I've been working with importing large CSV files of data; usually less than 100,000 records. I'm working with PHP and MySQL (InnoDB tables). I needed to use PHP to transform some fields and do some text processing prior to the MySQL INSERT
s (part of process_note_data()
in code below). MySQL's LOAD DATA
was not feasible, so please do not suggest it.
I recently tried to improve the speed of this process by using MySQL transactions using START TRANSACTION
and COMMIT
. The performance increase was surprising. Processing time(s) dropped by a factor of 20. So, a 20 minute process only took about 1 minute.
QUESTIONS.
1.) Does anyone understand why there was such performance increase (20 mins to 1 min)?
2.) Should I be concerned about how big the transaction may get with 100,000 records?

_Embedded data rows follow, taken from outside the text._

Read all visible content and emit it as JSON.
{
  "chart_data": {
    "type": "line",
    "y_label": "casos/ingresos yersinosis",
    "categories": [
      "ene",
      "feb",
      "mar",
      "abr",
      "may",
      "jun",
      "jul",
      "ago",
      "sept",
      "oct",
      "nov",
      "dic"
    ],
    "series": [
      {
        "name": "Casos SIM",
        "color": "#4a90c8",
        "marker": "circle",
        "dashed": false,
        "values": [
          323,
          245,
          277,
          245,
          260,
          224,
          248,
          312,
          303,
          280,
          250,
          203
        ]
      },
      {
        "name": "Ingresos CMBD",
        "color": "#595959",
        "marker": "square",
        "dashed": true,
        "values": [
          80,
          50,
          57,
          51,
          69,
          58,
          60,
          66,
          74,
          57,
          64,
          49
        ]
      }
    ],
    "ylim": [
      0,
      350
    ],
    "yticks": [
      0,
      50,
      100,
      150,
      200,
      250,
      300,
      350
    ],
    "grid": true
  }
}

3.) Should I be concerned with a large number of inserts and/or updates in the transaction?
/*
* Customer Notes Data:
* Rows are either a meeting, call or note!
*/
$row = 1;
$data = array();
$fields = array();
$line = '';
$db->query('SET autocommit=0;');
$db->query('START TRANSACTION;');
if (($handle = fopen("modules/".$currentModule."/Data/customernote.csv", "r")) !== FALSE) {
while (($data = fgetcsv($handle, 4096, ',', '"')) !== FALSE && $row < 999000) {
//Row 1 - CSV header row with field names
if ($row == 1) {
$csv_fields = $data;
} elseif ($row > 1) {
$fields = $this->process_note_data($data, $csv_fields, $row);
}
$row++;
} // end while
fclose($handle);
}
$db->query('COMMIT;');
$db->query('SET autocommit=1;');
Note: The text/field processing is done in the call to $this->process_note_data()
which then calls another helper class that has the INSERT
statement code. I didn't have enough room to include all of the code. $db->query()
is a typical database object for MySQL queries.